More of our dreams that are proportional to the bad things that happen in our life are nightmares. The reason that some psychologists think this is is because it helps us deal with difficult things that happen in a safe space and in a space where you can try lots of different strategies without actually doing anything because you're asleep and you're not actually going to go out and do any of those things that might be destructive.

And it would have really been helpful for ancient humans who did actually have to run away from scary monsters a lot. If they were dreaming about running, about hiding, about doing things like that, that might actually help them in the world of predator and prey that we inhabited so long ago.
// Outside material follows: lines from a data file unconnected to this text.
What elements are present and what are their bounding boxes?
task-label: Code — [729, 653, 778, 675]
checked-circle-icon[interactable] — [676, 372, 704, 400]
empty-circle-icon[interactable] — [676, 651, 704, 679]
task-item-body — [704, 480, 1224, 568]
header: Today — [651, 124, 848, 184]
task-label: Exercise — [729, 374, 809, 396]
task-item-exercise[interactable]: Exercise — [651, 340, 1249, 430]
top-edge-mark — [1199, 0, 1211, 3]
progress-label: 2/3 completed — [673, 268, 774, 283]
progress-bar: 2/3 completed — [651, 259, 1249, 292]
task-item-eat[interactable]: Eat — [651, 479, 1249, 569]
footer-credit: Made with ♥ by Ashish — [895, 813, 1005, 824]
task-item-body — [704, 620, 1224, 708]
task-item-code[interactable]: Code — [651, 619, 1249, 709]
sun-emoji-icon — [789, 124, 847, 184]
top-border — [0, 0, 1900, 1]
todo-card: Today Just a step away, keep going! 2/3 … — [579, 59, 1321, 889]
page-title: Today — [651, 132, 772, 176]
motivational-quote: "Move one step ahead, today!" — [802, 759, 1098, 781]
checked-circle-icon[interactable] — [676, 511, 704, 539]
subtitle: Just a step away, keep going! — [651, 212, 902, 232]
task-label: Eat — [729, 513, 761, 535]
So you can see that in general, we've gone over a lot of different theories about why we sleep and dream. The whole process of sleeping and dreaming falls at a crossroads between biology and psychology because there's definitely biological reasons why we sleep and we dream - we repair the body, we consolidate our memories - and maybe a reason why we experience dreams the way we do is the activation-synthesis theory, which is that it's this random information formed into patterns by our brain while we dream during REM sleep. But there's also psychological reasons in that we might be rehearsing the way we categorize things. Or we might be dealing with threats, so if you dream about a tiger chasing you and then you maybe learn how to run away from tigers a little bit better while you're sleeping. But ultimately it's still an open question - why we sleep and why we dream and what they mean. No one really has a final word on it. It's something that's still open research and it's very exciting for that reason.